The friends you have now? You keep lots of them, but you also lose a few. One of your male friends will profess his undying love for you and you’ll both laugh about it years later. Try to guess which one.

You’re gonna end up moving around a bit, but strangely, you’ll enjoy it. You’ll end up far away from home (and so will your brother, who you’ll miss terribly) but you’ll be okay. In fact, you’ll thrive. You gain far more confidence in your early twenties and you will learn to be more assertive. It won’t be an easy process but you become a person that you finally feel proud to be and because I know how low your self-esteem is right now, that’s pretty amazing.

Your sister (who you’re probably squabbling with right now, HEY PUT HER HANSON CD DOWN) will become one of your best friends. I know you don’t believe me now, but no one will ever make you feel as loved and protected as she does.
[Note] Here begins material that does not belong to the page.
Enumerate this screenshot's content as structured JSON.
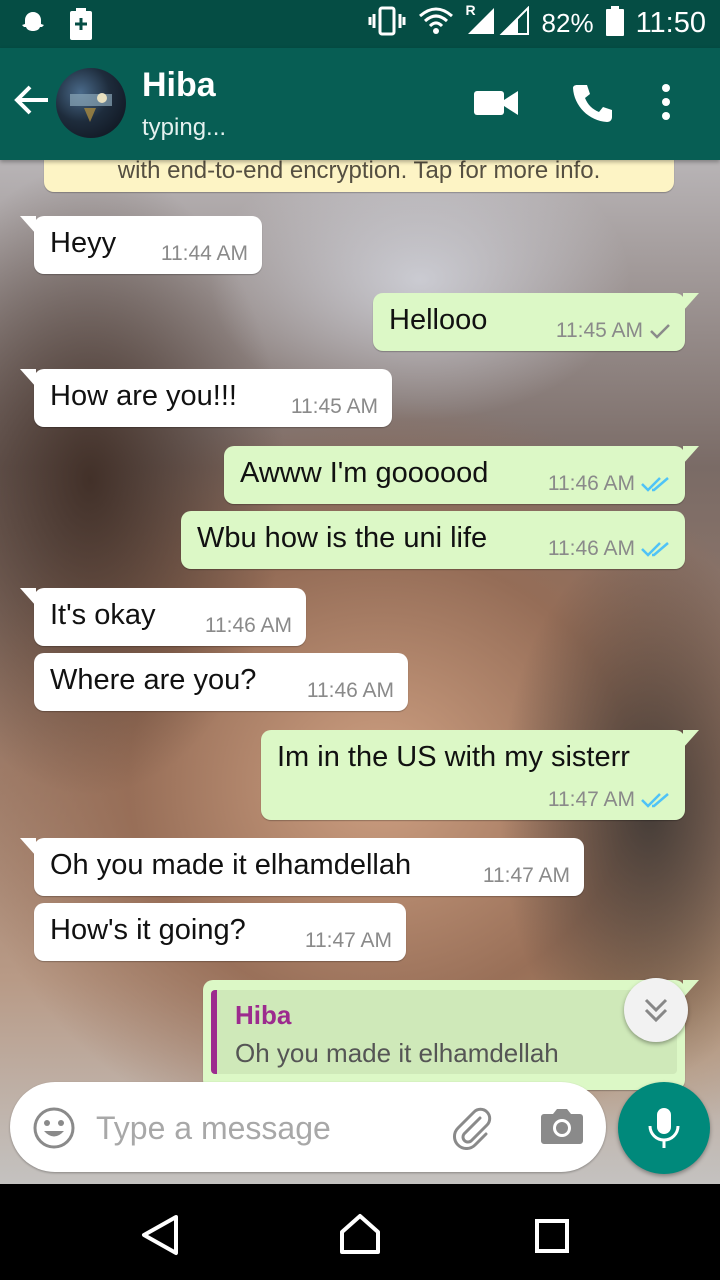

I want to say one last thing: you’re a teenager which means you’re…well, you’re kind of a bitch sometimes. Stop pouting at me, we both know you’re not scary. When you get to my age, you’re going to really regret how shabbily you’re treating Dad. I know you find him annoying and embarrassing now, but you’ll look back and realise that he loved you and nurtured you in the most selfless of ways and you were just a big bag of nasty hormones. Go hug him right now.

So Jane, twenty six year old you is not that much different to fifteen year old you. You still watch Kenan and Kel. You still wear jeans (they don’t really go out of fashion but they become a lot tighter) and you still love spaghetti like Miley Cyrus loves twerking (I just realised that pop culture reference makes zero sense to you, just take my word for it). Things have changed though. You’re living with a real life boy. You have a career. You drive (you just got a speeding ticket tut tut) and you haven’t seriously injured anyone yet. All in all, you’re happy.

Just please, please don’t get in anymore photos where you’re wearing dungarees. They will come back to haunt you in ways you can’t imagine. And stop over-plucking your eyebrows, you look like a meth addict.

P.S. No, they don’t have flying cars yet but they do have something called ‘Facebook’ which is just as creepy as it sounds.

If you could write to your fifteen year old self, what would you say?